No hay nada más parecido a un obrero de derechas que un independentista de izquierdas, ni nada más obsceno que sustituir las clases sociales por clases nacionales, haciendo política con la identidad y el origen de pertenencia. Como si alguien fuera responsable del lugar donde ha nacido o eso tuviera algún mérito.
Que el Mercado sea libre, no implica que los humanos lo sean también, sino que la explotación tiene que ser libre, sin reglas, ya que «la mayor riqueza es poseer una multitud de pobres laboriosos, porque de ellos se derivan todas las comodidades y bienes».
Las bondades de los nacionalismos se me escapan; representan la antítesis del espíritu solidario, la forma más baja y primaria de egoísmo colectivo.
Bajo sus bonitos discursos se ocultan los intereses más mezquinos. Todos, sean del signo que sean, utilizan los vínculos que se crean espontáneamente, los legítimos sentimientos de apego a la tierra, a las raíces, a los lugares, personas y costumbres que nos resultan familiares para sembrar la discordia y, en situaciones extremas, arrastrarnos a la guerra.

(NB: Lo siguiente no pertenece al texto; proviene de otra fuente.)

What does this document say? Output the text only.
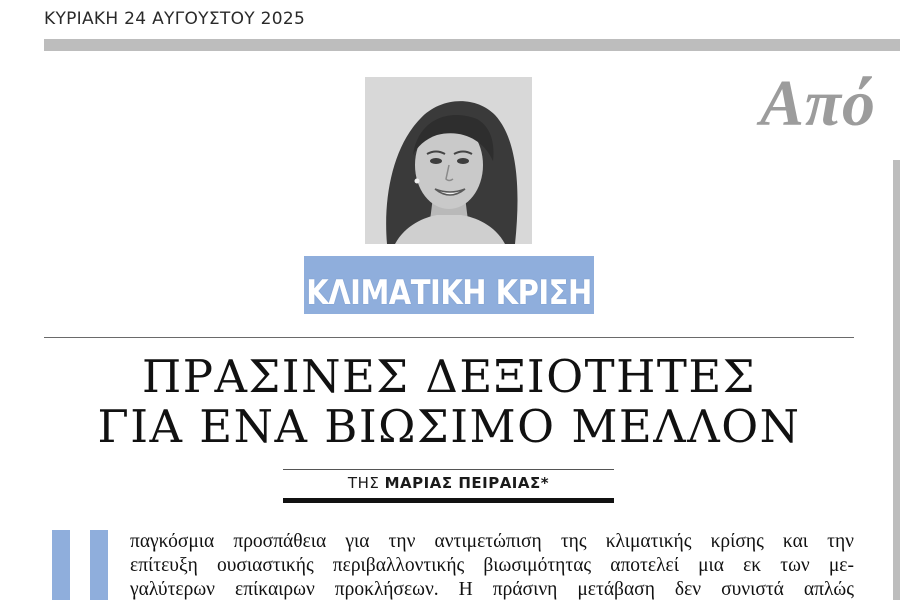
ΚΥΡΙΑΚΗ 24 ΑΥΓΟΥΣΤΟΥ 2025
Από
ΚΛΙΜΑΤΙΚΗ ΚΡΙΣΗ
ΠΡΑΣΙΝΕΣ ΔΕΞΙΟΤΗΤΕΣ
ΓΙΑ ΕΝΑ ΒΙΩΣΙΜΟ ΜΕΛΛΟΝ
ΤΗΣ ΜΑΡΙΑΣ ΠΕΙΡΑΙΑΣ*
παγκόσμια προσπάθεια για την αντιμετώπιση της κλιματικής κρίσης και την
επίτευξη ουσιαστικής περιβαλλοντικής βιωσιμότητας αποτελεί μια εκ των με-
γαλύτερων επίκαιρων προκλήσεων. Η πράσινη μετάβαση δεν συνιστά απλώς
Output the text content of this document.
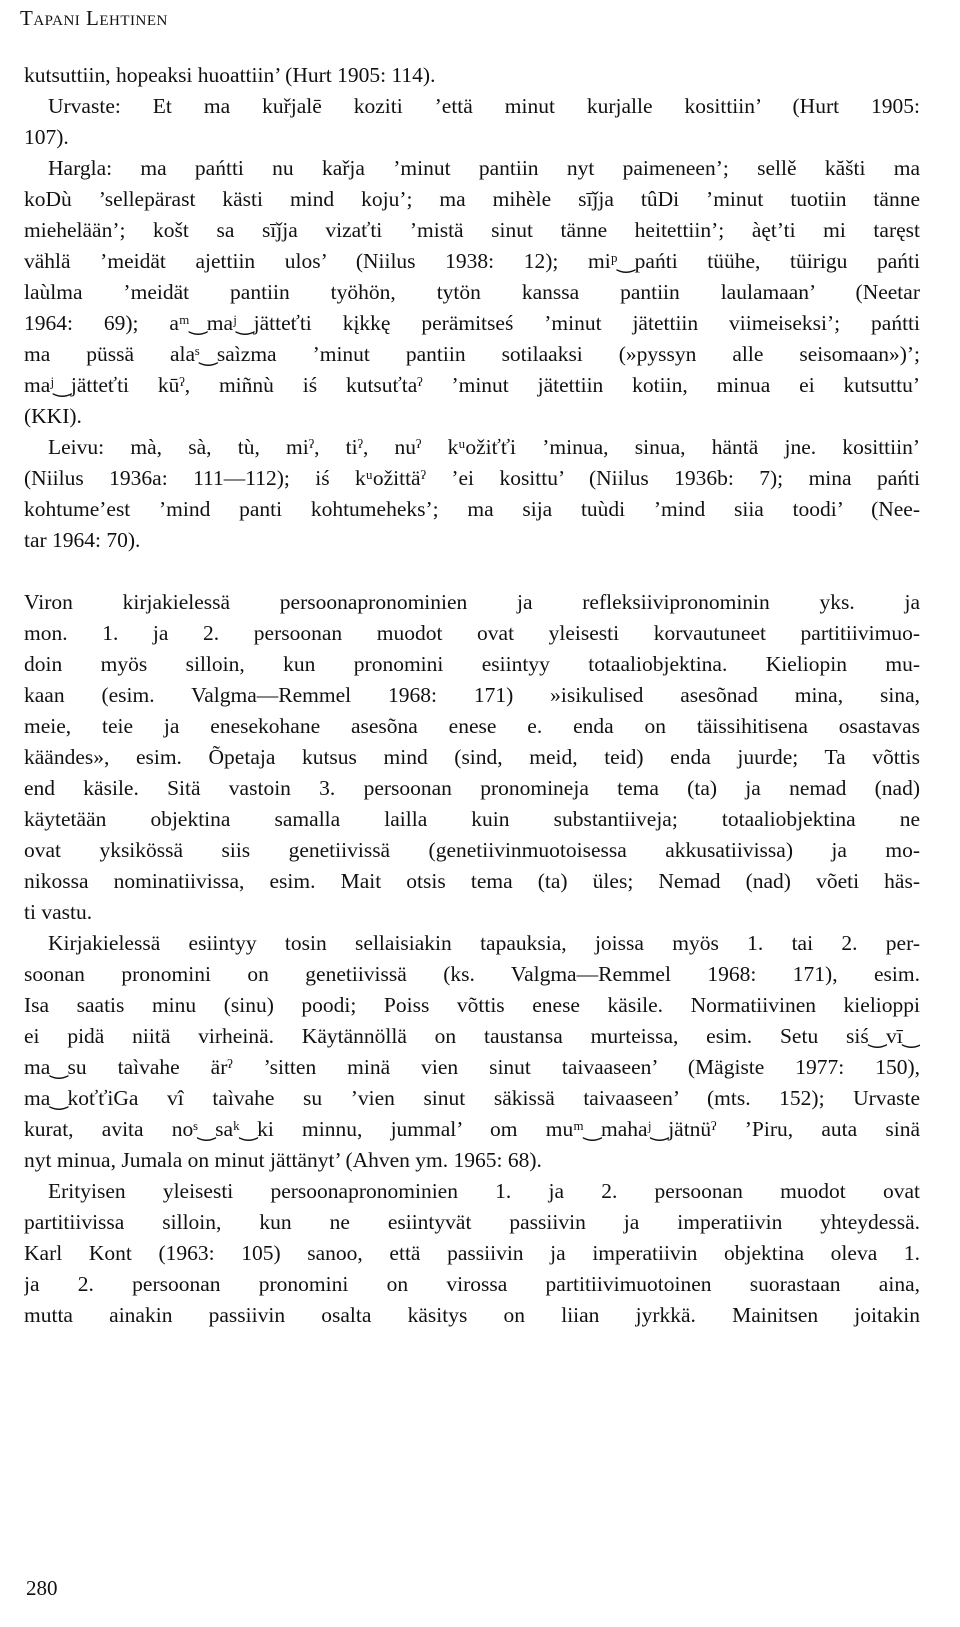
Tapani Lehtinen
kutsuttiin, hopeaksi huoattiin’ (Hurt 1905: 114).
Urvaste: Et ma kuřjalē koziti ’että minut kurjalle kosittiin’ (Hurt 1905:
107).
Hargla: ma pańtti nu kařja ’minut pantiin nyt paimeneen’; sellě kăšti ma
koDù ’sellepärast kästi mind koju’; ma mihèle sīǰja tûDi ’minut tuotiin tänne
miehelään’; košt sa sīǰja vizaťti ’mistä sinut tänne heitettiin’; àęt’ti mi taręst
vählä ’meidät ajettiin ulos’ (Niilus 1938: 12); miᵖ‿pańti tüühe, tüirigu pańti
laùlma ’meidät pantiin työhön, tytön kanssa pantiin laulamaan’ (Neetar
1964: 69); aᵐ‿maʲ‿jätteťti kįkkę perämitseś ’minut jätettiin viimeiseksi’; pańtti
ma püssä alaˢ‿saìzma ’minut pantiin sotilaaksi (»pyssyn alle seisomaan»)’;
maʲ‿jätteťti kūˀ, miñnù iś kutsuťtaˀ ’minut jätettiin kotiin, minua ei kutsuttu’
(KKI).
Leivu: mà, sà, tù, miˀ, tiˀ, nuˀ kᵘožiťťi ’minua, sinua, häntä jne. kosittiin’
(Niilus 1936a: 111—112); iś kᵘožittäˀ ’ei kosittu’ (Niilus 1936b: 7); mina pańti
kohtume’est ’mind panti kohtumeheks’; ma sija tuùdi ’mind siia toodi’ (Nee-
tar 1964: 70).
Viron kirjakielessä persoonapronominien ja refleksiivipronominin yks. ja
mon. 1. ja 2. persoonan muodot ovat yleisesti korvautuneet partitiivimuo-
doin myös silloin, kun pronomini esiintyy totaaliobjektina. Kieliopin mu-
kaan (esim. Valgma—Remmel 1968: 171) »isikulised asesõnad mina, sina,
meie, teie ja enesekohane asesõna enese e. enda on täissihitisena osastavas
käändes», esim. Õpetaja kutsus mind (sind, meid, teid) enda juurde; Ta võttis
end käsile. Sitä vastoin 3. persoonan pronomineja tema (ta) ja nemad (nad)
käytetään objektina samalla lailla kuin substantiiveja; totaaliobjektina ne
ovat yksikössä siis genetiivissä (genetiivinmuotoisessa akkusatiivissa) ja mo-
nikossa nominatiivissa, esim. Mait otsis tema (ta) üles; Nemad (nad) võeti häs-
ti vastu.
Kirjakielessä esiintyy tosin sellaisiakin tapauksia, joissa myös 1. tai 2. per-
soonan pronomini on genetiivissä (ks. Valgma—Remmel 1968: 171), esim.
Isa saatis minu (sinu) poodi; Poiss võttis enese käsile. Normatiivinen kielioppi
ei pidä niitä virheinä. Käytännöllä on taustansa murteissa, esim. Setu siś‿vī‿
ma‿su taìvahe ärˀ ’sitten minä vien sinut taivaaseen’ (Mägiste 1977: 150),
ma‿koťťiGa vî taìvahe su ’vien sinut säkissä taivaaseen’ (mts. 152); Urvaste
kurat, avita noˢ‿saᵏ‿ki minnu, jummal’ om muᵐ‿mahaʲ‿jätnüˀ ’Piru, auta sinä
nyt minua, Jumala on minut jättänyt’ (Ahven ym. 1965: 68).
Erityisen yleisesti persoonapronominien 1. ja 2. persoonan muodot ovat
partitiivissa silloin, kun ne esiintyvät passiivin ja imperatiivin yhteydessä.
Karl Kont (1963: 105) sanoo, että passiivin ja imperatiivin objektina oleva 1.
ja 2. persoonan pronomini on virossa partitiivimuotoinen suorastaan aina,
mutta ainakin passiivin osalta käsitys on liian jyrkkä. Mainitsen joitakin
280
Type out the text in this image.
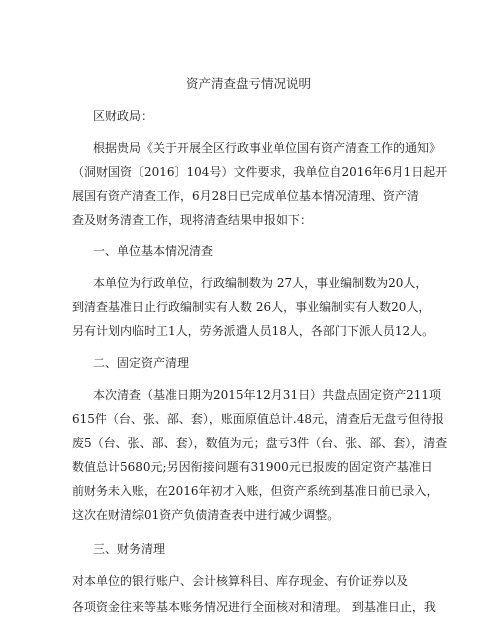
资产清查盘亏情况说明
区财政局：
根据贵局《关于开展全区行政事业单位国有资产清查工作的通知》
（洞财国资〔2016〕104号）文件要求，我单位自2016年6月1日起开
展国有资产清查工作，6月28日已完成单位基本情况清理、资产清
查及财务清查工作，现将清查结果申报如下：
一、单位基本情况清查
本单位为行政单位，行政编制数为 27人，事业编制数为20人，
到清查基准日止行政编制实有人数 26人，事业编制实有人数20人，
另有计划内临时工1人，劳务派遣人员18人，各部门下派人员12人。
二、固定资产清理
本次清查（基准日期为2015年12月31日）共盘点固定资产211项
615件（台、张、部、套），账面原值总计.48元，清查后无盘亏但待报
废5（台、张、部、套），数值为元；盘亏3件（台、张、部、套），清查
数值总计5680元;另因衔接问题有31900元已报废的固定资产基准日
前财务未入账，在2016年初才入账，但资产系统到基准日前已录入，
这次在财清综01资产负债清查表中进行减少调整。
三、财务清理
对本单位的银行账户、会计核算科目、库存现金、有价证券以及
各项资金往来等基本账务情况进行全面核对和清理。 到基准日止，我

Dejemos de defender territorios y empezemos a defender personas. Nos irá mejor.
La explotación es la esencia de la violencia. El trabajador no solo debe recibir un salario justo, sino que su tarea no puede ser un oficio de esclavos. La no-violencia no consiste en someterse servilmente a la voluntad del tirano, sino al contrario, en oponerse a sus abusos con toda energía.
El egoísmo atiende a la supervivencia del individuo y sus intereses particulares, en tanto que la solidaridad responde a la supervivencia del grupo y sus intereses generales.